Monumentos aos Combatentes, Memoriais e Campas

 

 

Monumentos aos Combatentes e Campas

 

Em memória daqueles que tombaram em defesa de Portugal na Guerra do Ultramar

 

Lisboa

 

Clique em cada um dos sublinhado que se seguem para visualização do conteúdo

 

Listagem dos mortos naturais do concelho de Lisboa

 

 

Campo Grande

 
Mário António Nave da Costa Neves
 

1.º Cabo Atirador de Cavalaria, n.º 08508170

 

Companhia de Cavalaria 2749

 

Batalhão de Cavalaria 2922

«À CARGA!»

 

Guiné: 23Jn a 10Out1970 (data do falecimento)

In Memoriam

Natural da freguesia do Campo Grande, no concelho de Lisboa, filho de António da Costa Neves e de Porcínia de Jesus Nave, o 1.º Cabo Atirador Mário António Nave da Costa Neves partiu para o cumprimento do dever militar ainda jovem e solteiro, honrando com bravura e dignidade o nome da sua família e da sua terra.

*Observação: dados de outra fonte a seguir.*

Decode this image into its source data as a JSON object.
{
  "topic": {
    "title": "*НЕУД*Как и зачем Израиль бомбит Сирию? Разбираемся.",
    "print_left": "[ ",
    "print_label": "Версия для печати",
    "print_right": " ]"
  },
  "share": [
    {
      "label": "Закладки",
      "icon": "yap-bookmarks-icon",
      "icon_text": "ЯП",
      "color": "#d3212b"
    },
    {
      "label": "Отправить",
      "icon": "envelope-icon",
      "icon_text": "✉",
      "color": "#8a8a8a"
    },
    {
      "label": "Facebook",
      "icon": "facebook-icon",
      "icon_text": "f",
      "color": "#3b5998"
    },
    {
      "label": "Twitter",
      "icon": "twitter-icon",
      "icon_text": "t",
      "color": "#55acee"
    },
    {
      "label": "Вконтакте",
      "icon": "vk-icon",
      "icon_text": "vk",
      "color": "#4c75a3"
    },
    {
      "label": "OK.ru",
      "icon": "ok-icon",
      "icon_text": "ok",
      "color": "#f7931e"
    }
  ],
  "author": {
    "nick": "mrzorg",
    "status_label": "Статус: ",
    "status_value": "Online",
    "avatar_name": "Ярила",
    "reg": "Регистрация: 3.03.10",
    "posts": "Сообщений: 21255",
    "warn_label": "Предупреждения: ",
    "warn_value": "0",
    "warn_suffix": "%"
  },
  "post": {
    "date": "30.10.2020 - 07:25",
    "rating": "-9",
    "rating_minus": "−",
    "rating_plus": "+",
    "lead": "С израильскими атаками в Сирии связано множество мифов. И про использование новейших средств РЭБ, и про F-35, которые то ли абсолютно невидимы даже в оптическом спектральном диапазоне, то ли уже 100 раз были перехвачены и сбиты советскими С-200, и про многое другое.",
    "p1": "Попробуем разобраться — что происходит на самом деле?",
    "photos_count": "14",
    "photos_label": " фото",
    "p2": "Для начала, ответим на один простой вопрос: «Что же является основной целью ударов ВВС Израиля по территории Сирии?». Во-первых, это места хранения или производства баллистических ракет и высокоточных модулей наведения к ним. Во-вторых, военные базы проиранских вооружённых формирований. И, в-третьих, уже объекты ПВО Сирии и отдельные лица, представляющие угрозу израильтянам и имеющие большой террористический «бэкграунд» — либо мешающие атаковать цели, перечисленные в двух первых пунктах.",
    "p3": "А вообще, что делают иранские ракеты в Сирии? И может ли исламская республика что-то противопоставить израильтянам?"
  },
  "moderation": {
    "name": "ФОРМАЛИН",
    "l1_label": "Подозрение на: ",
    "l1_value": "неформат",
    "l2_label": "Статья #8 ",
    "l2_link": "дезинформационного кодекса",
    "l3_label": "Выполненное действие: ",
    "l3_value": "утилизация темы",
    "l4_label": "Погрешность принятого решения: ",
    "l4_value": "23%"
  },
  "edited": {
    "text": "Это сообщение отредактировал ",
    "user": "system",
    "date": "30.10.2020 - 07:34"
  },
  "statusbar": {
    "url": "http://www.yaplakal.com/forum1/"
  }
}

Mobilizado pelo prestigiado Regimento de Cavalaria 3 (RC3 – Estremoz), sob a divisa «DRAGÕES DE OLIVENÇA — ...NA GUERRA CONDUTA MAIS BRILHANTE», foi destacado para servir Portugal na Província Ultramarina da Guiné.

A 18 de Julho de 1970, na Gare Marítima da Rocha do Conde de Óbidos, em Lisboa, embarcou no Navio de Transporte de Tropas (NTT) ‘Uíge’, integrado na Companhia de Cavalaria 2749 (CCav2749) do Batalhão de Cavalaria 2922 (BCav2922)«À CARGA!». Chegou ao estuário do Rio Geba a 23 de Julho do mesmo ano, dando início a uma exigente missão operacional.

Poucos dias depois, a 31 de Julho de 1970, a sua subunidade foi colocada em Piche, assumindo a responsabilidade do setor ao render a Companhia de Artilharia 2440 (CArt2440) «ATÉ AO FIM» do Batalhão de Artilharia 2857 (BArt2857) «TODOS OU NENHUNS» .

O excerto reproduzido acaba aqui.